Use of an anthocyanin production phenotype as a visible selection marker system in transgenic tobacco plant

• Published in: Plant biotechnology reports Vol. 6; no. 3; pp. 203 - 211
• Main Authors: Lim, Sun-Hyung, Sohn, Seong-Han, Kim, Dong-Hern, Kim, Jae Kwang, Lee, Jong-Yeol, Kim, Young-Mi, Ha, Sun-Hwa
• Format: Journal Article
• Language: English
• Published: Japan Springer-Verlag 01.07.2012; Springer Japan; Springer Nature B.V; 한국식물생명공학회
• Subjects: Agriculture; Agrobacterium radiobacter; Agrobacterium tumefaciens; anthocyanins; Antibiotics; Arabidopsis; Biomedical and Life Sciences; Biotechnology; Cell Biology; Cloning; color; Corn; Genes; genotype; Genotype & phenotype; herbicide resistance; Herbicides; Infiltration; Leaves; Life Sciences; Original Article; phenotype; Pigmentation; Plant Biochemistry; Plant Sciences; progeny; regulator genes; reverse transcriptase polymerase chain reaction; Tobacco; transcription factors; Transgenic plants; 농학; Anthocyanin; Co-transformation; Transcription factor; Selectable marker
• ISSN: 1863-5466; 1863-5474
• DOI: 10.1007/s11816-012-0215-6

To develop a potentially alternative method for the selection of transgenic plants instead of antibiotic and herbicide resistance, anthocyanin pigmentation phenotype was examined to provide a visible selection marker system.

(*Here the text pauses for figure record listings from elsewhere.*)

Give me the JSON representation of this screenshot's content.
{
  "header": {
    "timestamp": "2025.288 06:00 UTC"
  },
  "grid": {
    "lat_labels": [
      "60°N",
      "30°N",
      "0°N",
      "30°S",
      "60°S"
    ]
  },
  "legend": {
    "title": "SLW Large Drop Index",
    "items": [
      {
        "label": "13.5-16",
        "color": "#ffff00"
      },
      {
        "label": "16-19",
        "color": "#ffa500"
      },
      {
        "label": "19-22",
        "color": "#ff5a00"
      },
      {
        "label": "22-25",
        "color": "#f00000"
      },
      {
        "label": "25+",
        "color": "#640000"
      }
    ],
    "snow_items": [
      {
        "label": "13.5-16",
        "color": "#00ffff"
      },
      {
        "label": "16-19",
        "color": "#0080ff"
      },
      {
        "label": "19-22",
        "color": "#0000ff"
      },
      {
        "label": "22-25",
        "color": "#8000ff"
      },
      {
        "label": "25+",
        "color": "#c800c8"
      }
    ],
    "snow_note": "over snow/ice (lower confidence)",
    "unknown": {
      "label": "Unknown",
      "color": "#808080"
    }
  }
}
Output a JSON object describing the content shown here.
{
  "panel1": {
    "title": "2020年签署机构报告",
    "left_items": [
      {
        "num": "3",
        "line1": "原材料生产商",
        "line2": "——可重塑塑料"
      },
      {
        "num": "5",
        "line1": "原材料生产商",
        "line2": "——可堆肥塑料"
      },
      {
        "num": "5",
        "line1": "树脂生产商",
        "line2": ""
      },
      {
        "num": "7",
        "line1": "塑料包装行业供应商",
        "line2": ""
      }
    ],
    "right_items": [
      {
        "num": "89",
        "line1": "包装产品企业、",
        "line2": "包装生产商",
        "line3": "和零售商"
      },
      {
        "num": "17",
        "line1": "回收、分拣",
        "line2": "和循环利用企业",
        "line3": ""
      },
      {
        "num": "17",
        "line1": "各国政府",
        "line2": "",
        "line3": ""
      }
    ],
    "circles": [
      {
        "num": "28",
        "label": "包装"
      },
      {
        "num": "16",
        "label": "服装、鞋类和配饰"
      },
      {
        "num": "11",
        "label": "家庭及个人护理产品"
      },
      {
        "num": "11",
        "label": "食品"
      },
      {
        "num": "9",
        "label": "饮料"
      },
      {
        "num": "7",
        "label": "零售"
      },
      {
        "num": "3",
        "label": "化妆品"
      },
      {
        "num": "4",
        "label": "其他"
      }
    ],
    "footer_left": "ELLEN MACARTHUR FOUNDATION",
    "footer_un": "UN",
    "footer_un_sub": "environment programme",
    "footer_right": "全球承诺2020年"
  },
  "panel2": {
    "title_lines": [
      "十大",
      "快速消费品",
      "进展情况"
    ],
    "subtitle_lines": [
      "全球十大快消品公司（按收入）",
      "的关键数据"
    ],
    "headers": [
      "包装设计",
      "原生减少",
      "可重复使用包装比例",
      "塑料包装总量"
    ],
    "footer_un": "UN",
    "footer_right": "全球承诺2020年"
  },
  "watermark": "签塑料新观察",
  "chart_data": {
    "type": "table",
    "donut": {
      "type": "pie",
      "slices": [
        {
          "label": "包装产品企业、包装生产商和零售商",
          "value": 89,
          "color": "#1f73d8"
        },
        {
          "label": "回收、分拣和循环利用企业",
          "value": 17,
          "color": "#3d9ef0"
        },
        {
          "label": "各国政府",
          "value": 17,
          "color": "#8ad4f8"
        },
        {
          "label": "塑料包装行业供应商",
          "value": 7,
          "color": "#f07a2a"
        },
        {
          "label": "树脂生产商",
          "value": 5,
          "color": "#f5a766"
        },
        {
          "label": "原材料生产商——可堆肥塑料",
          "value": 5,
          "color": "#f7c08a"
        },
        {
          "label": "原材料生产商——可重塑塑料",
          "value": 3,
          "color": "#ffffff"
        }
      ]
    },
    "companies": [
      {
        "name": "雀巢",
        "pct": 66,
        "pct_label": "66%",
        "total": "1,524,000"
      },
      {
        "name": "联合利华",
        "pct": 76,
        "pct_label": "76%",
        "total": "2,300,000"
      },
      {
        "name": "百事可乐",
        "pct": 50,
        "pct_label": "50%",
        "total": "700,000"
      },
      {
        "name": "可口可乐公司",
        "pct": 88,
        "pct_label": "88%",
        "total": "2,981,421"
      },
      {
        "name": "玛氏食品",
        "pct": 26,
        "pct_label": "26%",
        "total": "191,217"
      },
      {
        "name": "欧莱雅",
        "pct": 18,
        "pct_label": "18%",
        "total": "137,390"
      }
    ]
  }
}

Two regulatory genes of the anthocyanin biosynthetic pathway, the R2R3 MYB mPAP1 gene from Arabidopsis and the basic helix loop helix B-Peru gene from maize, were amplified by RT-PCR and then individually cloned into a plant expression vector. The requirement of these two genes for anthocyanin pigmentation was pre-confirmed via an in vivo assay using tobacco agro-infiltration. The mPAP1 and B-Peru vectors were further stably co-transformed into tobacco plants using Agrobacterium tumefaciens strain LBA4404. Tobacco plants harboring both genes could be readily selected through the manifestation of a red color due to anthocyanin accumulation in the whole plant body. The T1 segregants showed red or green phenotypes depending on the genotype. The need for both the mPAP1 and B-Peru genes for a red color phenotype due to anthocyanin pigmentation was further confirmed by genotyping of the T1 generation by genomic PCR analysis and an in vivo assay using agro-infiltration. From these results, we conclude that co-transformation with two individual vectors harboring a critical anthocyanin transcriptional factor has potential utility as an alternative visible selectable marker system for transgenic progeny selection in plants.